How can a mere piece of bread, regardless of its popularity and widespread appreciation, become listed among some of the most niche and specialised traditions of the world? The intangible heritage marker should be limited to the likes of cultural rituals, artistic customs, performing arts and communal practices.
There are, of course, many French bakers who are in favour of listing the treasured baguette as an intangible heritage. Among them is Valerie Petitjean, boulangère at one of Paris’ Paul branches. “By protecting the baguette, we are protecting our country’s legacy and culture,” she said.
Claire Dalle, development manager at the Ecole de Boulangerie et de Pâtisserie de Paris, told The Connexion that “the baguette is a French symbol; its taste, texture, the colour of its crust and its marbling are all associated with a quality product whose know-how must not be lost.”
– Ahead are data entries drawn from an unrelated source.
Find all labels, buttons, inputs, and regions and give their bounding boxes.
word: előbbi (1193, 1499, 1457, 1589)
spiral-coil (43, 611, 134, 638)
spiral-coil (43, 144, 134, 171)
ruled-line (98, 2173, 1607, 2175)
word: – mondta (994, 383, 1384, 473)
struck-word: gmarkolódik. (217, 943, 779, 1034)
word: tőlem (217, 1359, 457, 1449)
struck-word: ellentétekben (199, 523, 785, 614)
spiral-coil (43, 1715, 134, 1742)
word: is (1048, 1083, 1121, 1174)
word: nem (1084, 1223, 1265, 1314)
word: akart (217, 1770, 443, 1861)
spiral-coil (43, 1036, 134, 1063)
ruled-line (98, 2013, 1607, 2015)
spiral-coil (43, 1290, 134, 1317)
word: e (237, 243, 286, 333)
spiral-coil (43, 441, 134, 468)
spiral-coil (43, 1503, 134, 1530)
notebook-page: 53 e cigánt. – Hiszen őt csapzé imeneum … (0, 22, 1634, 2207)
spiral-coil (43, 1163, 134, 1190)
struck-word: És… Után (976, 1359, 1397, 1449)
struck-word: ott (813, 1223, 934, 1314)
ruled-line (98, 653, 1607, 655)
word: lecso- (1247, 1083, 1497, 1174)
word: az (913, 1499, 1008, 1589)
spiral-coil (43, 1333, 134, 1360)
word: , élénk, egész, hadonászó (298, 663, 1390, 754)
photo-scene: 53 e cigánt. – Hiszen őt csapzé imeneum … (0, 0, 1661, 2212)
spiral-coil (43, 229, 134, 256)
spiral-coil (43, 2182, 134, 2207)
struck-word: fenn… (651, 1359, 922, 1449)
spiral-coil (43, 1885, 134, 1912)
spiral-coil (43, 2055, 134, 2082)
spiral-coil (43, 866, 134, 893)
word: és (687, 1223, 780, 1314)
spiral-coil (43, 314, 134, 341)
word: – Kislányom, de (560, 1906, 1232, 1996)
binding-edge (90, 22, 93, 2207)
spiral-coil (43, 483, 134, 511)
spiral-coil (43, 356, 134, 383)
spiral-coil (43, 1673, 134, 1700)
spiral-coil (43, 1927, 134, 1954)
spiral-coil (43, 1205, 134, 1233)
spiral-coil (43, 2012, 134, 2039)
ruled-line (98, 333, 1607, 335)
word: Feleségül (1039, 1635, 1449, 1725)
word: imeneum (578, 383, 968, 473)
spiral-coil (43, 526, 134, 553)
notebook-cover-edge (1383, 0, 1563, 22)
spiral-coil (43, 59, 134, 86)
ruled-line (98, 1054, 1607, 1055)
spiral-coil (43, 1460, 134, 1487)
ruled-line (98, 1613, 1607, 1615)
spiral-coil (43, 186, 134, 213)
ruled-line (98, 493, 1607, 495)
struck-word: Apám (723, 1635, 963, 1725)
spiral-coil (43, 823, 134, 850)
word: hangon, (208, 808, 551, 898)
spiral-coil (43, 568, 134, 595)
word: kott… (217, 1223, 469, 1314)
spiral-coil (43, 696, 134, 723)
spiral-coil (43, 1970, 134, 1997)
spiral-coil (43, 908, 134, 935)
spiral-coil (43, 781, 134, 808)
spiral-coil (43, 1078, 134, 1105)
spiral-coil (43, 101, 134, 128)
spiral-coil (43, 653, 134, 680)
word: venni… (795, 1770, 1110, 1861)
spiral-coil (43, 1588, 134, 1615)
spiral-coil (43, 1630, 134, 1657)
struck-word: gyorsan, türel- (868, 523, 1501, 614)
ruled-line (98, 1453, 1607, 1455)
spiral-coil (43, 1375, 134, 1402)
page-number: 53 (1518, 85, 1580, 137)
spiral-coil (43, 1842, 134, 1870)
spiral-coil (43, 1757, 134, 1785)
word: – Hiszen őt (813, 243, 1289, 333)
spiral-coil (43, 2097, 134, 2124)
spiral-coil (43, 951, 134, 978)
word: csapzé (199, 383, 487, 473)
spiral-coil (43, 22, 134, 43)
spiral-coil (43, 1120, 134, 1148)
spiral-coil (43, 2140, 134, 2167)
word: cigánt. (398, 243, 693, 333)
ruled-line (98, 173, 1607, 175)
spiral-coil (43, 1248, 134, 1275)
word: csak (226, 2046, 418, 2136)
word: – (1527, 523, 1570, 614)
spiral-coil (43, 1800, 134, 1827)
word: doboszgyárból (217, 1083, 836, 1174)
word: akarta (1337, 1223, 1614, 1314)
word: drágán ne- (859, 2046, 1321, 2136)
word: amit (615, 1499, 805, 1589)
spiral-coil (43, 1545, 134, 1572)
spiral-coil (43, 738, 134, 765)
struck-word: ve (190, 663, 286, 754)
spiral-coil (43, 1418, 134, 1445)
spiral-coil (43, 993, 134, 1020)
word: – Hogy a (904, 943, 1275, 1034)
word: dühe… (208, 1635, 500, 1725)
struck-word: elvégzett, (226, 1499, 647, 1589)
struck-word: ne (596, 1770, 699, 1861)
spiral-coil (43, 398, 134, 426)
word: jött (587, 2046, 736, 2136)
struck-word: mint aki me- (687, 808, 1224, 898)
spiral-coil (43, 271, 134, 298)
Yet, the consequences of listing the baguette ought to be considered.
It would mean that other famous national foods should become listed too. France’s baguette is arguably as ordinary as a hamburger in the US or roast beef in England. That is not to say it isn’t important but that it is too mundane.
By registering the baguette as an intangible heritage, its banality could decrease the value of other Unesco listings. Conversely, the speciality of zinc-plated rooftops or a remote wine festival are more deserving of being preserved in this way.
There are indeed some foods which are intangible heritages, such as the Neapolitan art of pizza twirling. But this is an art, one that is niche and particular to Naples and less known elsewhere. The baguette is too mainstream to be recognised in the same way.
As Ms Dalle rightly points out, “in the context of globalisation and increasing industrialisation, this recognition will promote the profession and reinforce the visibility of artisan bakers.”
But given that one of the aims of Unesco listings is to save traditions from globalisation, surely it is more important to place emphasis on the more hidden ones which need protection the most?
The traditional baguette is already protected by a French law put in place in 1993. It states that the baguette must be made from four ingredients only: wheat flour, water, yeast and salt. It must not be frozen or contain added preservatives. This way, it is protected as a traditional food, rather than a historical heritage.
Yes, the baguette is a historic and well-established French symbol, and yes, it is quintessential to French culture, something we would never want to lose. But the baguette is much too renowned to become an intangible heritage and would pose a severe threat to other traditions that risk being neglected.